Since he would not come with me, I had to go down to the Dean’s office again. The Dean wasn’t there, but when his secretary heard that the student was in another class, she was like, “What?? We have to radio security to go get him!!” My mind was screaming, “WHAT? Are you crazy? This is the least of our worries now!” But it was too late. She was already marching down the hall to get security. Inside I was like, “NOOOOOO it’s over. This kid will never ever talk to me or any teacher ever again.”
I was completely flustered and kicking myself for getting in this mess. I walked up and down the hallways, checking the room and then the Dean’s office, just waiting to see the situation blow up in my face. But (praise God!) the security for whatever reason did not go get him. Even though the worst was over, I was still bummed about losing my student’s trust so quickly after gaining it.
All day, I kept playing over the events of the morning in my mind, thinking about how I could have worded things differently here or not done something there to avert the drama. But tonight, while listening to the sermon, it hit me. The problem wasn’t with the circumstances, but with me. As much as I might want to appeal to my “good intentions”, I can pinpoint this whole mess back to one small breakdown in my integrity. This might sound silly, but really, what I should have done was enforced school policy and asked the student to go back to his class. I know, not very revolutionary, right? But think about it. That was really the cause of my dilemma when I stood before the Dean. I knew where the student was, and it wasn’t where he should have been. That’s when I realized that no matter what I did, I would have to break faith with someone, either the administration or the student. I tried my best to walk the line, but in the end, I was not completely honest with either. My student had every right to be mad with me. By talking to him then, I implicitly conveyed that I was okay with the fact that he was out of class. Then when I came back and said, “oh, the Dean wants to talk to you about ditching class”, how could it not seem like I set him up to get in trouble?
I am so ashamed just thinking about how I could say to my student, “No, I won’t lie to the administration for you”, when my actions had already conveyed such hypocrisy and inconsistency of character. There I was, condemning law-breaking, while breaking rules myself. I am even more disgusted thinking about how I had told the student I was a Christian, only moments later to completely disgrace the name of Christ.
Later that afternoon, I read Psalm 51, and I was struck by verse 13, “Then I will teach transgressors Your ways, and sinners will return to You.” I thought, “Yes, Lord! That is exactly what I desire, for those who have rejected You, who are rebellious towards You, to repent and return!” But what precedes this verse? What are the conditions for this to happen? Is it not David’s plea to “create in me a clean heart, O God, and renew a steadfast spirit within me”? Is that not the only way one wretched transgressor can bring hope to another?
The sermon tonight drove this conviction home.
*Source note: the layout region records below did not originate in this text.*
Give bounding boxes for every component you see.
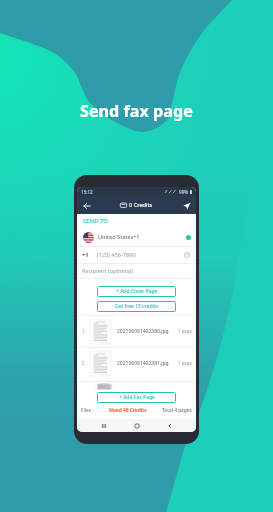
staticText: (123) 456-7890 (97, 251, 136, 259)
staticText: SEND TO (83, 217, 109, 225)
staticText: Send fax page (80, 100, 193, 122)
button[interactable]: Home (130, 419, 143, 432)
staticText: 15:12 (81, 189, 93, 195)
button[interactable]: Recent apps (97, 419, 110, 432)
staticText: +1 (82, 251, 89, 259)
staticText: Need 40 Credits (109, 407, 147, 414)
staticText: United States+1 (98, 233, 140, 241)
staticText: 99% (179, 189, 189, 195)
staticText: Get free 15 credits (115, 303, 158, 310)
button[interactable]: 2 (77, 347, 196, 379)
staticText: Files : (81, 407, 94, 414)
staticText: + Add Cover Page (116, 288, 158, 295)
staticText: 1 page (178, 360, 192, 366)
staticText: 202106091402381.jpg (117, 360, 169, 367)
staticText: 2 (82, 360, 85, 366)
button[interactable]: Send fax (180, 199, 193, 212)
staticText: + Add Fax Page (119, 394, 155, 401)
button[interactable]: Recipient (optional) (77, 263, 196, 278)
staticText: 202106091402380.jpg (117, 328, 169, 335)
staticText: Total 4 pages (162, 407, 192, 414)
staticText: 1 (82, 328, 85, 334)
button[interactable]: Back (80, 199, 93, 212)
staticText: 1 page (178, 328, 192, 334)
button[interactable]: 1 (77, 315, 196, 347)
button[interactable]: United States+1 (77, 228, 196, 246)
staticText: Recipient (optional) (82, 267, 133, 275)
button[interactable]: + Add Fax Page (97, 392, 176, 403)
button[interactable]: Get free 15 credits (97, 301, 176, 312)
staticText: 0 Credits (129, 201, 153, 209)
button[interactable]: Recent numbers (182, 250, 192, 260)
button[interactable]: + Add Cover Page (97, 286, 176, 297)
button[interactable]: Back (163, 419, 176, 432)
button[interactable]: 0 Credits (120, 201, 153, 209)
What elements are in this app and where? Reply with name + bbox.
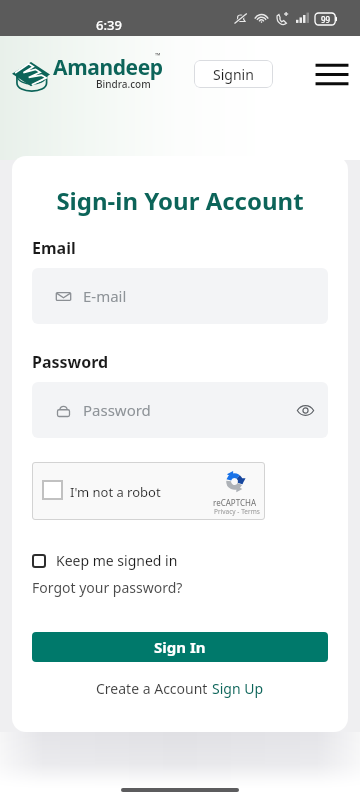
- button[interactable]: I'm not a robot: [42, 480, 63, 500]
- button[interactable]: Forgot your password?: [32, 578, 183, 597]
- staticText: Signin: [213, 65, 254, 84]
- button[interactable]: Sign Up: [212, 679, 264, 698]
- button[interactable]: Signin: [194, 60, 273, 88]
- staticText: Sign-in Your Account: [32, 184, 328, 217]
- staticText: 99: [321, 14, 331, 25]
- staticText: Keep me signed in: [56, 551, 178, 570]
- staticText: 6:39: [96, 16, 122, 34]
- button[interactable]: Password: [32, 382, 328, 438]
- staticText: reCAPTCHA: [213, 497, 257, 508]
- staticText: Create a Account: [96, 679, 212, 698]
- staticText: Password: [83, 400, 151, 420]
- button[interactable]: Menu: [317, 56, 357, 92]
- staticText: Sign In: [154, 637, 206, 657]
- button[interactable]: E-mail: [32, 268, 328, 324]
- button[interactable]: Sign In: [32, 632, 328, 662]
- staticText: Password: [32, 351, 109, 373]
- button[interactable]: Keep me signed in: [32, 551, 178, 570]
- staticText: Email: [32, 237, 76, 259]
- other: Show password: [297, 402, 314, 419]
- staticText: Amandeep: [53, 53, 163, 82]
- staticText: ™: [155, 51, 161, 61]
- staticText: Privacy - Terms: [214, 507, 260, 516]
- staticText: E-mail: [83, 286, 127, 306]
- staticText: Bindra.com: [96, 77, 151, 91]
- staticText: I'm not a robot: [70, 483, 161, 501]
The speaker’s 3 points of application, drawn from Daniel 6 (the story of Daniel and the lion’s den) were these:
In the midst of trying circumstances…
1) living a life of integrity gives confidence.
2) living a life of integrity gives comfort.
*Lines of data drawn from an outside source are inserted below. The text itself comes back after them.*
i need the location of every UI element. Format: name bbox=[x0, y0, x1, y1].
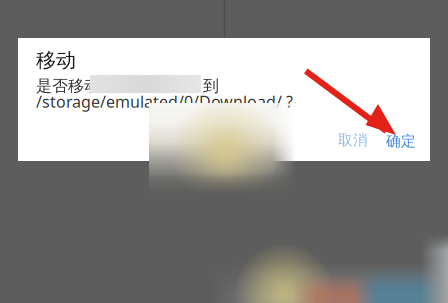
button[interactable]: 确定 bbox=[376, 124, 426, 158]
staticText: 移动 bbox=[36, 48, 76, 73]
staticText: 是否移动 bbox=[36, 76, 100, 96]
staticText: 取消 bbox=[338, 131, 368, 149]
staticText: 确定 bbox=[386, 132, 416, 150]
staticText: /storage/emulated/0/Download/ ? bbox=[36, 91, 293, 112]
staticText: 到 bbox=[203, 76, 219, 96]
button[interactable]: 取消 bbox=[328, 123, 378, 157]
3) living a life of integrity gives clarity.
All day, I was unsure, troubled, and confused about all the circumstances around me. But the cause was really a lack of integrity within me. Having realized that now, and repented and enjoyed His grace, I feel so much more grounded and at peace. I am still praying for my student. I have no idea what will happen next week. I don’t know if he will trust me again, but that’s okay. My main goal is no longer for him to trust me, but for myself to simply be trustworthy.
Create in me a clean heart, O God, and renew a right spirit within me.